I have been dealing directly and in good faith with Metro for some time now on this issue, but that private dialog has not resulted in any improvement in service. I started this blog in an attempt to provide another more public source of motivation for Metro to address their systemic failures.


Below I have posted my entire email exchange with Metro on this subject, and I will continue to update as the saga continues. The correspondence begins in November of 2011 only because that is when I discovered how to contact customer service. The problems with the silver line (and its transitway predecessors) started well before then. This email chain is unedited, except that I redacted my own name and contact info, and I removed redundant quotes of previous messages. Names and email addresses of Metro personnel have not been removed. I encourage you to contact them with your own thoughts. Also, feel free to leave comments here. I will probably delete anything vacuous or off topic, but if you have other complaints that aren't getting any traction, or if you have any suggestions that might improve service, please let me know.


For new visitors, the best way to read this blog is chronologically from bottom to top. The earliest entry is dated 2011-11-30. Since I can't seem to force all the posts onto one page, you'll have to start by clicking "2011" in the "Blog Archive" just below, or scroll all the way down and click "Older Posts."


Enjoy...

2012-08-17


Subject: Re: silver line MIA
From: fixmetro
Date: August 17, 2012 02:39:38 PDT
To: HorneT@metro.net
Cc: GALVANJ@metro.net, AlejandroF@metro.net, borja.leon@lacity.org, GreenwoodM@metro.net, CustomerRelations@metro.net, BoardSecretary@metro.net, SOTOPA@metro.net, WoodsonJ@metro.net, Hollandr@metro.net, MCano@lacbos.org, SNemer@lacbos.org, SCruz@lacbos.org, KBarger@lacbos.org, TAYLORP@metro.net, LEAHYA@metro.net

Guarded optimism will not get me home. Those of you at metro who are working this problem (if any) are doing so on the clock. When these buses do not show up, it costs me and other riders personal free time and/or sleep that we will never get back. I do not work for metro. I don't get paid to observe and report back on your reliability. Asking your customers to risk their free time to do your quality control is disrespectful and unprofessional.

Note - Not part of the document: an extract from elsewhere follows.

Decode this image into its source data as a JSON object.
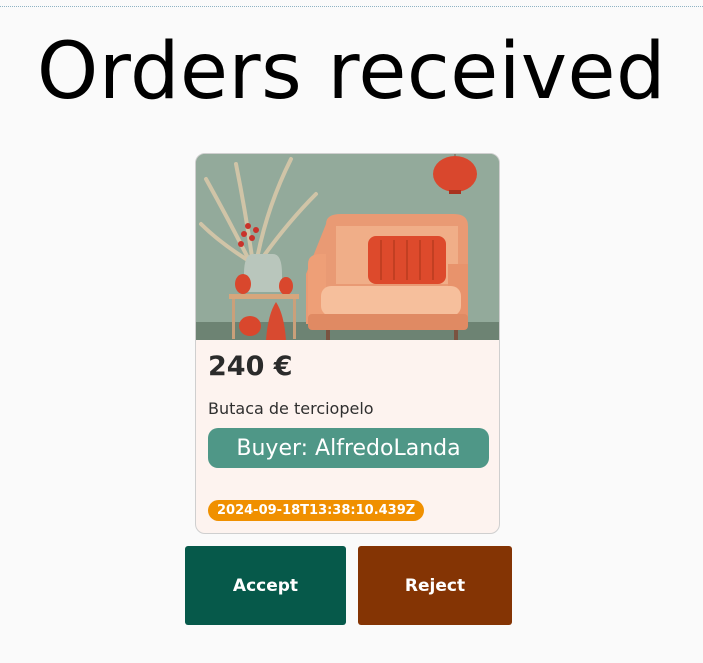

When you yourself use phrases like "ongoing problems" and "guardedly optimistic," it does not inspire confidence. So I'm going to need some assurances. I would like to know if you have implemented any real, substantive measures beyond those you described on july 16th (which I, perhaps naively, assumed were preliminary in nature). In any case, I would also like to know what quality control measures YOU, METRO, have put into place to gauge the success or failure of your attempted solutions. It's been a month since you supposedly started taking this seriously. You should be able to tell me you secretly observed 40 or 50 opportunities for the 9:03, 9:33, and 10:02 pm buses to show up and how many actually did. You've got about 80 more opportunities in the coming month. Let me know what you find out. 

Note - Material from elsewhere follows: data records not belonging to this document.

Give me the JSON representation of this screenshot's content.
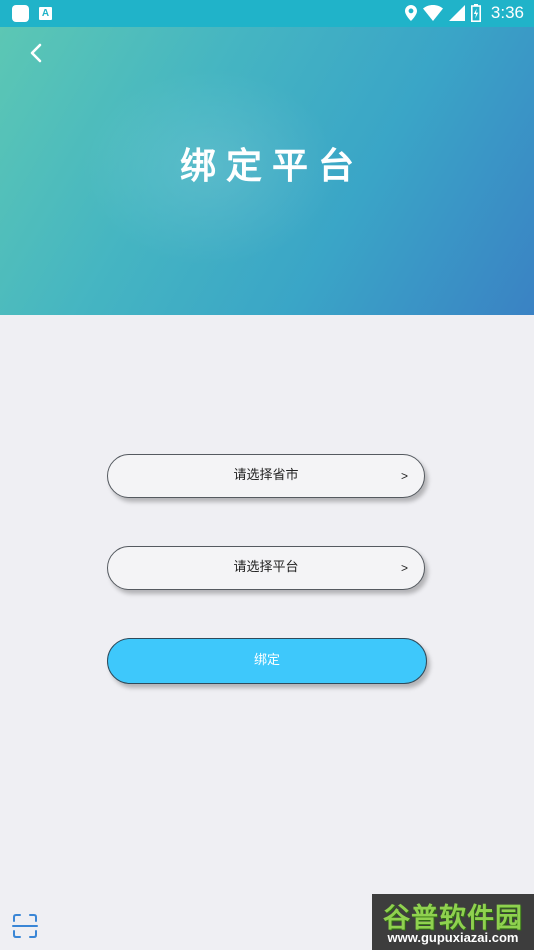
{
  "status_bar": {
    "time": "3:36",
    "icons": [
      "app-square-icon",
      "font-a-icon",
      "location-icon",
      "wifi-icon",
      "signal-icon",
      "battery-icon"
    ]
  },
  "header": {
    "title": "绑定平台",
    "back_icon": "chevron-left-icon"
  },
  "form": {
    "province_label": "请选择省市",
    "platform_label": "请选择平台",
    "chevron": ">",
    "bind_label": "绑定"
  },
  "footer": {
    "scan_icon": "scan-icon"
  },
  "watermark": {
    "title": "谷普软件园",
    "url": "www.gupuxiazai.com"
  },
  "colors": {
    "status_bar": "#20b3c9",
    "accent_button": "#3ec8fb",
    "page_background": "#efeff3"
  }
}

My EZ pass is reimbursed by my employer, so a 7 day pass is of no use to me. Assuming you're not about to offer to pay me for my lost time or hand out open-ended taxi vouchers, I don't think there is anything that you can realistically do for me besides your job: fixing the problem. Or maybe you could all provide me with your personal mobile numbers so I can call you for a ride the next time I'm left high and dry at harbor freeway station. 

2 comments:

  1. Tracking the Silver Line again tonight. One of the two trips is 38 minutes late tonight. The other one is only four minutes down. I think the bald driver is wreaking his havoc again.

    Interesting tip if you are near a computer, you can use the Nextbus raw feed. For the Silver Line it is http://webservices.nextbus.com/service/publicXMLFeed?command=vehicleLocations&a=lametro&r=910&t=0

    and it will show ALL buses on the route, even those which have somehow disappeared from the public Nextbus interface. You have to be able to Google the lat/long though, but the rest is easy enough to read.

    ReplyDelete
  2. MTA has, temporarily at least, added additional trips on the Silver Line so that there are two buses an hour from Artesia to El Monte, with one bus an hour serving the upper level of Cal State and County/USC, most likely due to complaints from those riders. http://www.metro.net/service/advisories/update/bus/1059/

    As usual, they have done an awful job of promoting the added late night service (like they have failed to promote the 2 am trains out of Long Beach and Pasadena, which were an addition to the added Friday/Saturday late night service). Also, there is no Nextbus on these new trips, and evening trips that are trackable continue to be 10-20 minutes late, breaking connections at each end. Still IF these trips actually exist on the street, this is a boon to late night riders and may get me back to riding again, especially if the "A" trips are trackable via Nextbus so that I can avoid those 45 minute waits at El Monte.